The door 102 is similar to that seen in FIG. 2, except that the two series of inter-linked panels 104a, 104b are curved. The panels forming the larger radius 104b are slightly longer than panels 104a forming the inner radius. However the end elements are identical, as seen in FIG. 4.
FIG. 11 shows details which have been described, but not seen clearly with reference to FIG. 1.
It will be evident to those skilled in the art that the invention is not limited to the details of the foregoing illustrative embodiments and that the present invention may be embodied in other specific forms without departing from the scope of the appended claims. The present embodiments are therefore to be considered in all respects as illustrative and not restrictive.

Claims

A modular door (10) formed from a plurality of inter-linked elements, comprising two end elements (12), at least one of which is provided wit integral hinge-attachment means (14), and two series of inter-linked panels (16), a first series forming the inner facing major surface of said door and a second series forming the outer facing major surface of said door (10), a first panel in each of said series being connected to said end element provided with integral hinge-attachment means, and a last panel in each of said series being connected to said other end element, to together form the major and said side surfaces of said modular door, characterized in that said panels are further provided with connector means (30) along at least one of the major surfaces thereof, the arrangement being such that each of said panels can be installed in its respective series with said connector means (30) facing outwards for the attachment of facing panels thereto, or can be installed in its respective series with said connector means (30) facing inwards for attachment to a reinforcing element inserted between said two series of inter-linked panels (16) and interconnecting the same via said connector means (30).
A modular door according to claim 1, wherein said inter-linked panels are connected by a dovetail form.
A modular door according to claims 1 or 2, wherein said inter-linked panels are provided in various widths.
A modular door according to any one of the preceding claims, wherein said two end elements are provided with integral hinge-attachment means and are identical.

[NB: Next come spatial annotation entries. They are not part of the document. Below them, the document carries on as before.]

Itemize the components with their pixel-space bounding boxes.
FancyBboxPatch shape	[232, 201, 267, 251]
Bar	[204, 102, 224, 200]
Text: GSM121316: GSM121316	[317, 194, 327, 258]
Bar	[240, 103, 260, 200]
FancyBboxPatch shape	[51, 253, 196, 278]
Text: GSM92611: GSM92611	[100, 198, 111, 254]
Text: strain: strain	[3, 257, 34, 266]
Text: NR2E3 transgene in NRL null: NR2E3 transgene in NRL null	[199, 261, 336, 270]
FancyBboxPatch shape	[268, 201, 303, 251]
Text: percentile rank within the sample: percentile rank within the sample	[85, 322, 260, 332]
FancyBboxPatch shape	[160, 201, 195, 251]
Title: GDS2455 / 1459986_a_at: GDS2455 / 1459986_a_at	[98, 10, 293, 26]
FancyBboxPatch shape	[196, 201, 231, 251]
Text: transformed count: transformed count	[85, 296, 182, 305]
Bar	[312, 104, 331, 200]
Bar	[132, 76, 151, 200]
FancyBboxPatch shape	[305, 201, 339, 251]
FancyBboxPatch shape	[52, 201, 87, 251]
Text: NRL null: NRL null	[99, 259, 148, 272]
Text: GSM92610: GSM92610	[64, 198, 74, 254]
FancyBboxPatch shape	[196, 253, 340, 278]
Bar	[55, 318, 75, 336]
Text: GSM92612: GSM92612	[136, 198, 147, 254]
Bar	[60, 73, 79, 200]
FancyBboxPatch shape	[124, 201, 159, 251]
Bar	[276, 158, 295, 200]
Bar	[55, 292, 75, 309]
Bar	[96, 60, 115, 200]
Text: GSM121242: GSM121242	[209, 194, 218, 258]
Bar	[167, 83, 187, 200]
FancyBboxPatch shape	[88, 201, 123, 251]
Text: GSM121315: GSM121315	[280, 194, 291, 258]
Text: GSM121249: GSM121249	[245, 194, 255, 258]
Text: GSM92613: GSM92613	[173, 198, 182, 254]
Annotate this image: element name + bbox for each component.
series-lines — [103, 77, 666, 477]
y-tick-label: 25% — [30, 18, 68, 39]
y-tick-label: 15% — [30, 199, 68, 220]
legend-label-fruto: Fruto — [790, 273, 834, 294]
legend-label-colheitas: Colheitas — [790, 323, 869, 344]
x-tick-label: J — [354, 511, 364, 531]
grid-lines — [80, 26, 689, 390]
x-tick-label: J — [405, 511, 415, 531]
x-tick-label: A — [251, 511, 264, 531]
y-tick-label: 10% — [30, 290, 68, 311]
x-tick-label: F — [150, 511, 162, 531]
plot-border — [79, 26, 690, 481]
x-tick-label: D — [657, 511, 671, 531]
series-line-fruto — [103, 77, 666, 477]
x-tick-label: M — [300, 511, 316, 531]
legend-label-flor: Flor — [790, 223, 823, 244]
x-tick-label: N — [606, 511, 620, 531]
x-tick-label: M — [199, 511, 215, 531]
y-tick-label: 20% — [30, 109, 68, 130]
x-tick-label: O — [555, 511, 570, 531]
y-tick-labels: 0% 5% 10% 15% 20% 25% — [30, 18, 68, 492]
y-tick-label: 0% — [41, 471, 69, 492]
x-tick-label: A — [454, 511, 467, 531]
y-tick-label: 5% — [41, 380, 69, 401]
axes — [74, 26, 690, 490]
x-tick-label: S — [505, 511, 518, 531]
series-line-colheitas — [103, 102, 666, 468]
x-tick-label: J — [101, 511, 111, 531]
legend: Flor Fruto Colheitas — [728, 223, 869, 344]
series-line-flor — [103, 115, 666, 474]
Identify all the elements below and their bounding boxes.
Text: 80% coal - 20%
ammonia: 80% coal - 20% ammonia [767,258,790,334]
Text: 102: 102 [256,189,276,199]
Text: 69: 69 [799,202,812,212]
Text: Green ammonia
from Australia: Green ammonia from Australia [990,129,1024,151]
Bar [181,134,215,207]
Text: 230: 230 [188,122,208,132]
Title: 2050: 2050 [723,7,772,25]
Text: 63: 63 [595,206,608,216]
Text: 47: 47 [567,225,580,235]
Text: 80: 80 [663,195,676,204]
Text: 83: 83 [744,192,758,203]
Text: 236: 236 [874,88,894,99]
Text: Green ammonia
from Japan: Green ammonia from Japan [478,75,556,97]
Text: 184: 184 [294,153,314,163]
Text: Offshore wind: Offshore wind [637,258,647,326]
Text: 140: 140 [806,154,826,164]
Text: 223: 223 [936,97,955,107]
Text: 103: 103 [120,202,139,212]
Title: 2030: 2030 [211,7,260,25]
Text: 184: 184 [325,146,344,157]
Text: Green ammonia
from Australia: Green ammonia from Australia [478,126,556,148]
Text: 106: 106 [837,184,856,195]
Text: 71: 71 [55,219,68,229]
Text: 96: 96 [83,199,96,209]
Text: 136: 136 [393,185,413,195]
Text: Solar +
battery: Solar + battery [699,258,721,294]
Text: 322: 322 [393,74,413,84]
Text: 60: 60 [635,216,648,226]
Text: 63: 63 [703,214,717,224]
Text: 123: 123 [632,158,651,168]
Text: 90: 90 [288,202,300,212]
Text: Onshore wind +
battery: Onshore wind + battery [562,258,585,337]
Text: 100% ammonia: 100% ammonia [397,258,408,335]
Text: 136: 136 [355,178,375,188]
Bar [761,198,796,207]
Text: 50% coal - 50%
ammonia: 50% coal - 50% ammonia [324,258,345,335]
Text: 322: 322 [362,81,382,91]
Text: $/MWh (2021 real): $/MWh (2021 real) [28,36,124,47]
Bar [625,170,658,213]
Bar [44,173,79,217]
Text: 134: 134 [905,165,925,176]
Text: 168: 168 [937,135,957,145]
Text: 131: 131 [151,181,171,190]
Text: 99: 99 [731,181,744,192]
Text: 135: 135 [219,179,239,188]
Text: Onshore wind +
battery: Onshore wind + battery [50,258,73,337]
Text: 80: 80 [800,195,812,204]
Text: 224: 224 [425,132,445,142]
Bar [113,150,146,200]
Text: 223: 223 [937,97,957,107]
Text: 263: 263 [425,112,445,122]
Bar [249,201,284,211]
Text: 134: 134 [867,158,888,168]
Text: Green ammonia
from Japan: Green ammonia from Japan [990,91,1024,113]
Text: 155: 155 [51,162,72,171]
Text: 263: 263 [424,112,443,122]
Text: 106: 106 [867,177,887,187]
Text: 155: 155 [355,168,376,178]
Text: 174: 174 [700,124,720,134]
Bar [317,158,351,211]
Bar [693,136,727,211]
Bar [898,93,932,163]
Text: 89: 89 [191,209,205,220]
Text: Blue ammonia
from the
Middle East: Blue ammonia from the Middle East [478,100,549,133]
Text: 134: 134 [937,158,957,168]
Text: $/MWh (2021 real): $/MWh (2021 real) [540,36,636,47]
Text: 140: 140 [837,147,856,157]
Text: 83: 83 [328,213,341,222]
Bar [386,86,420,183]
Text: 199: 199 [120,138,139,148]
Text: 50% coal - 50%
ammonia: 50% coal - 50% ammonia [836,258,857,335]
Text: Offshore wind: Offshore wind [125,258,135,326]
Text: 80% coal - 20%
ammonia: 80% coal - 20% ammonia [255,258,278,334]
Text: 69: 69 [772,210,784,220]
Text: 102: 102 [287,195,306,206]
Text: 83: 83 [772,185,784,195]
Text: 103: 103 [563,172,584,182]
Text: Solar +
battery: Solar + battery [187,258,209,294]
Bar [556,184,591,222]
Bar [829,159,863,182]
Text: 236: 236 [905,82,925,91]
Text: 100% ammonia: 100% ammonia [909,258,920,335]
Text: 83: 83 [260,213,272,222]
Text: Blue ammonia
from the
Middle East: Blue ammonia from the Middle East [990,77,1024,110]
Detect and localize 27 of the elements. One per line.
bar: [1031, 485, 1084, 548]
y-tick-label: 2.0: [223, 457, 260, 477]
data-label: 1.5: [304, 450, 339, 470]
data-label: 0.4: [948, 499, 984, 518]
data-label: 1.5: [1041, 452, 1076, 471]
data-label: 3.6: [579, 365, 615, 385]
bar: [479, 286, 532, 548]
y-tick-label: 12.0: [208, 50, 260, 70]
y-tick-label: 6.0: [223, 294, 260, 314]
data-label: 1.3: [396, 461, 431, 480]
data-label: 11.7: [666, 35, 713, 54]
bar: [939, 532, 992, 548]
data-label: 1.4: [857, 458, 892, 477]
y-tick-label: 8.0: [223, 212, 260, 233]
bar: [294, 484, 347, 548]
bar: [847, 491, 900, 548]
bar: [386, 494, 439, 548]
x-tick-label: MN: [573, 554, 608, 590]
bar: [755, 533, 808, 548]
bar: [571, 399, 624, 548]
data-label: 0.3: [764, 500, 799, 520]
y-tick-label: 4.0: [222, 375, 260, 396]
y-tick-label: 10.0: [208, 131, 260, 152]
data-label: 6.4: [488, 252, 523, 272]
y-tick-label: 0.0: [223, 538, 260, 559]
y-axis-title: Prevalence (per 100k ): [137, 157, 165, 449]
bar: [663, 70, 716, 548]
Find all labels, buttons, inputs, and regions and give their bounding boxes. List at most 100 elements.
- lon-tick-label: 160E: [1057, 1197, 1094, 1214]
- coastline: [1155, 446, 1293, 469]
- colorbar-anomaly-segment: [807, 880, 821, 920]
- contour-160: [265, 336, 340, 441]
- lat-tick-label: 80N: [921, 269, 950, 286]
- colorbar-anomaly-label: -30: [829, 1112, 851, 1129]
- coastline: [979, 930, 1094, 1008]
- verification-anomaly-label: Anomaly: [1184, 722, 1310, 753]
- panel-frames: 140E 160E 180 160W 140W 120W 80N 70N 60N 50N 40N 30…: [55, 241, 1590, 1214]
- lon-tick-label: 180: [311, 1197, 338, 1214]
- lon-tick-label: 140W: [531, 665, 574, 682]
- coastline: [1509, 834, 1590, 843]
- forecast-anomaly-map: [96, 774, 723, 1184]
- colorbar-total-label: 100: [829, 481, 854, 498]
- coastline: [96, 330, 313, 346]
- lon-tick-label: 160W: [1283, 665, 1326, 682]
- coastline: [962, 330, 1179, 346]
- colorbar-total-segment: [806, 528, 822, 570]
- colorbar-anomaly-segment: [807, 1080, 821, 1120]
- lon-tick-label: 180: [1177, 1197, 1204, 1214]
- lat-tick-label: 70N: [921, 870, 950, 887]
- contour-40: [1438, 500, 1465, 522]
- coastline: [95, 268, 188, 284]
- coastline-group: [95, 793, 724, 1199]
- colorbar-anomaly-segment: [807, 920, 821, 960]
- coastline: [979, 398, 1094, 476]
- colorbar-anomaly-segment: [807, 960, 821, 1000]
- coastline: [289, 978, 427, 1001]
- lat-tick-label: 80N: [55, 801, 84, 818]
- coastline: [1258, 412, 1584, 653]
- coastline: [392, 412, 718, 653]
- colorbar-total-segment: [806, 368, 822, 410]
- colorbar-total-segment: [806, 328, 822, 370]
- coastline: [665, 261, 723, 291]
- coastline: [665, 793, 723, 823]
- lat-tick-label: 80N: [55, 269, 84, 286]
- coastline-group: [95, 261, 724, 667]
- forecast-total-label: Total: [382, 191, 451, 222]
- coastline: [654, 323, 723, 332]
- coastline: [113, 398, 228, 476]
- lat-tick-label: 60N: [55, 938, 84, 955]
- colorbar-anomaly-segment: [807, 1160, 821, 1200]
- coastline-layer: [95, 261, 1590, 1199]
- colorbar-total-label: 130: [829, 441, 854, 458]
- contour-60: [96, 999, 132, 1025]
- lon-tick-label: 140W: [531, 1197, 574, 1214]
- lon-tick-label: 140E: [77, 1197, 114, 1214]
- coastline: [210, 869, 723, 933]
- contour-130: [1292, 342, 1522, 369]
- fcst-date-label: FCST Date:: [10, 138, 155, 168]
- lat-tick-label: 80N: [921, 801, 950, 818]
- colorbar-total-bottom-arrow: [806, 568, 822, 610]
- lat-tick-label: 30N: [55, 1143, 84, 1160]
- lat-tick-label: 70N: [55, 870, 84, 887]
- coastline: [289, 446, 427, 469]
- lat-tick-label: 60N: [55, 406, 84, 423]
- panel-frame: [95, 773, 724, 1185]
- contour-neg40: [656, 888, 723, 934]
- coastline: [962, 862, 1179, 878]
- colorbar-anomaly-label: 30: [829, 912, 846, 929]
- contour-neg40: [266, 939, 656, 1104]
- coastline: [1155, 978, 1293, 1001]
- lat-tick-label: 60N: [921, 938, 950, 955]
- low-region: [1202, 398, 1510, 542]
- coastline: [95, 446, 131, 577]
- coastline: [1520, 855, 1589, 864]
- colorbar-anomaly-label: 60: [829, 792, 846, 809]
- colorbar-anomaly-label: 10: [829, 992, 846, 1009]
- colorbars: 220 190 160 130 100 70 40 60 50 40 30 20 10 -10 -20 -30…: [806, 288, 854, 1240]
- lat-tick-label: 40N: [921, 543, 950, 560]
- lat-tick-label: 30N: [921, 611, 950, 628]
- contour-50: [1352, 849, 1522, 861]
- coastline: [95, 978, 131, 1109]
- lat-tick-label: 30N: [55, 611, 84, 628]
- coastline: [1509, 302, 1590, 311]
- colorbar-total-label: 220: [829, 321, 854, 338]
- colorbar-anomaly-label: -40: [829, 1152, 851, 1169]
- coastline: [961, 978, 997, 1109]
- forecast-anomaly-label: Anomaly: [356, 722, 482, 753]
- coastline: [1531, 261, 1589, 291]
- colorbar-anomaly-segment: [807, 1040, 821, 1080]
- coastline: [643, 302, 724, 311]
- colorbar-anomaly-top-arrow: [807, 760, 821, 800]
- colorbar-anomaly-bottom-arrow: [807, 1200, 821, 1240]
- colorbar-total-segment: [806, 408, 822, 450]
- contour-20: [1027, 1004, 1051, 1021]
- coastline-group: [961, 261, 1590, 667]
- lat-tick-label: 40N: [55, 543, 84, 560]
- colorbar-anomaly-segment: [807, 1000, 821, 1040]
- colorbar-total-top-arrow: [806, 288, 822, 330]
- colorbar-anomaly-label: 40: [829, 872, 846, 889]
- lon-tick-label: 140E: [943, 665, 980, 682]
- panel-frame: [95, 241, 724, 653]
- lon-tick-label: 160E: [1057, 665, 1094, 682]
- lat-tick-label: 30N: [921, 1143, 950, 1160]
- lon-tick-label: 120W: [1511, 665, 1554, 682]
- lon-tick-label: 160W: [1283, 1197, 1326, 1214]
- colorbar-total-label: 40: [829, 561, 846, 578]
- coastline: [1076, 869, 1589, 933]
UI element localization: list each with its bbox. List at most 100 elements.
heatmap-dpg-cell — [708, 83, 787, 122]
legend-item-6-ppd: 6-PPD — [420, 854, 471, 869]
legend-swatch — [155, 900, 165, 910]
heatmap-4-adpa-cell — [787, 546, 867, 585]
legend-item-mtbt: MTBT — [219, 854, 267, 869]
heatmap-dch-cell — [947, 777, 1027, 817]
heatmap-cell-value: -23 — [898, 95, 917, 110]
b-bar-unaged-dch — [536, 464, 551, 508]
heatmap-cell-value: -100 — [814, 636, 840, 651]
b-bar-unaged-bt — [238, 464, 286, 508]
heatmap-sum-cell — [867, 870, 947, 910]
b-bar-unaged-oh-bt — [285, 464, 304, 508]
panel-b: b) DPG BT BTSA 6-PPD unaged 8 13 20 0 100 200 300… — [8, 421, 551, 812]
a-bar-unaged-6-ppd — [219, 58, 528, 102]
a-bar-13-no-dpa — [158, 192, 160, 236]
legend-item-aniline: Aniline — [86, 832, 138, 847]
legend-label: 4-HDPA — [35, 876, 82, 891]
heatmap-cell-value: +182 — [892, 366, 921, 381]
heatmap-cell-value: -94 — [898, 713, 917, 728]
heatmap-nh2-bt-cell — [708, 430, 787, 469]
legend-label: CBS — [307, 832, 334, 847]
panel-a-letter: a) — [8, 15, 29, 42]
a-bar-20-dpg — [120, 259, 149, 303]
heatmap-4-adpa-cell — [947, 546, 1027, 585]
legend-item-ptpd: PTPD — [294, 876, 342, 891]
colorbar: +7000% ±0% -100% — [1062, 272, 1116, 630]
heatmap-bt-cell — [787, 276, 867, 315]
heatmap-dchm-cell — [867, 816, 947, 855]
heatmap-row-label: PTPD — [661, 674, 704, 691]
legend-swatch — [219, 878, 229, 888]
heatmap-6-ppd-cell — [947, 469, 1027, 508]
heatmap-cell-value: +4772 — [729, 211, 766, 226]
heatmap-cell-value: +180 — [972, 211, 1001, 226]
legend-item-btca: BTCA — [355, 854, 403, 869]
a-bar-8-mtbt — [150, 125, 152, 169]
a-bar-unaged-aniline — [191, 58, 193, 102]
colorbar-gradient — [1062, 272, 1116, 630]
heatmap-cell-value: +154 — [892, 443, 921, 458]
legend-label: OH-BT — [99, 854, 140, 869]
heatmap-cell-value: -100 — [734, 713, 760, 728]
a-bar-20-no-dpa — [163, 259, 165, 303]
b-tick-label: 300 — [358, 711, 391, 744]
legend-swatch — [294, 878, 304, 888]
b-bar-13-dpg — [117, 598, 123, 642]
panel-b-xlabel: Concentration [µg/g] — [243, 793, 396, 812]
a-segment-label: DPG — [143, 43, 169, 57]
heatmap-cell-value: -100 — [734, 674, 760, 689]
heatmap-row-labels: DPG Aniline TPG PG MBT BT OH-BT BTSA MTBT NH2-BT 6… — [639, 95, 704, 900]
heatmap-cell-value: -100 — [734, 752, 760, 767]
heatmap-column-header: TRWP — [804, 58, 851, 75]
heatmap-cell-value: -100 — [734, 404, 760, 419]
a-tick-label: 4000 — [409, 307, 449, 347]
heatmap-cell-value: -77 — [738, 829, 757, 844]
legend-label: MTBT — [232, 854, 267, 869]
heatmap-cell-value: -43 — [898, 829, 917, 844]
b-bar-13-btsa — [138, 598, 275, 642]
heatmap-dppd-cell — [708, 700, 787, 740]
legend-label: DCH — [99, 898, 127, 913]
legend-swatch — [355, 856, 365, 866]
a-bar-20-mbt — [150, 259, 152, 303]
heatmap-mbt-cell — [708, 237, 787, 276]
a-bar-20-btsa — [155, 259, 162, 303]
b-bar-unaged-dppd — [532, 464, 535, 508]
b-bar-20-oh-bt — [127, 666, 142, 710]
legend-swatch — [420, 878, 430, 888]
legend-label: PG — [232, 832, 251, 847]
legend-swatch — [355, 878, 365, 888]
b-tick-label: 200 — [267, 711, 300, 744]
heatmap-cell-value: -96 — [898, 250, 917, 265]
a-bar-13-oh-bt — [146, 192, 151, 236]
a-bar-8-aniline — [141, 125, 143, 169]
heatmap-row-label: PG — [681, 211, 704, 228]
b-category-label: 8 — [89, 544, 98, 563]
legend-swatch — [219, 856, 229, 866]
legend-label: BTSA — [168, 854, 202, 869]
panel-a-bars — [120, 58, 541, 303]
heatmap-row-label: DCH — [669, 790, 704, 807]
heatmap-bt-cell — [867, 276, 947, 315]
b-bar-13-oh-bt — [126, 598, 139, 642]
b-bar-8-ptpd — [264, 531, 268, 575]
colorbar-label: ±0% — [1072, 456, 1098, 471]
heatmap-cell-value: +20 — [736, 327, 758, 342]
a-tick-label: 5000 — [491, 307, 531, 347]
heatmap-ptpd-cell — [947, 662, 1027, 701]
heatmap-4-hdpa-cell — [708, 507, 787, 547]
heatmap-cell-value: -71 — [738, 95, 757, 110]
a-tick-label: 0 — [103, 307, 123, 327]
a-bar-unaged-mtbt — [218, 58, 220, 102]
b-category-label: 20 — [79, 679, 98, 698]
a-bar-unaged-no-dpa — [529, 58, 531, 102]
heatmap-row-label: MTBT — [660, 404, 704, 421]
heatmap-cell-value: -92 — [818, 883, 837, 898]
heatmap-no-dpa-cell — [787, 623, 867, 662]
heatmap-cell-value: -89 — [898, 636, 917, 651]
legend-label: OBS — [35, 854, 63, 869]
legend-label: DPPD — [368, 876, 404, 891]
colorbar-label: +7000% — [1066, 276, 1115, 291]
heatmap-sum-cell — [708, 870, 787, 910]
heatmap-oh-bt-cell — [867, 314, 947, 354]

A modular door according to any one of the preceding claims, wherein said plurality of elements comprise metal extrusions inter-linked by means of dovetail joints without the use of fasteners.
A modular door according to claim 5, wherein said metal is selected from the group comprising magnesium, aluminium and steel.
A modular door according to any one of claims 1 to 4, wherein said plurality of inter-linked elements comprise plastic extrusions.
A modular door according to any one of the preceding claims, wherein one of said two end elements is provided with apertures suitable for the insertion therein of a lock and handle assembly.
A modular door according to any one of the preceding claims, further provided with ballistic protection material between said two series of inter-linked panels.
A modular door according to any one of the preceding claims, further provided with fire and sound insulation material between said two series of inter-linked panels.
A modular door according to any one of the preceding claims, wherein said two series of inter-linked panels are each composed of at least one long and one shorter panel assembled in abutting relationship to each other, whereby the height of said door can be varied.
A modular door according to any one of the preceding claims, further including an upper step profile, extending along the upper edge of said door, said upper step profile inter-linking with each of said plurality of inter-linked elements.
A modular door according to any one of the preceding claims, further including an lower step profile, extending along the lower edge of said door, and inter-linking with each of said plurality of inter-linked elements.
A modular door according to claim 13, wherein said lower profile may be height-adjusted to reduce the gap between the floor and said modular door.
A modular door according to any one of the preceding claims, wherein said two series of inter-linked panels are curved.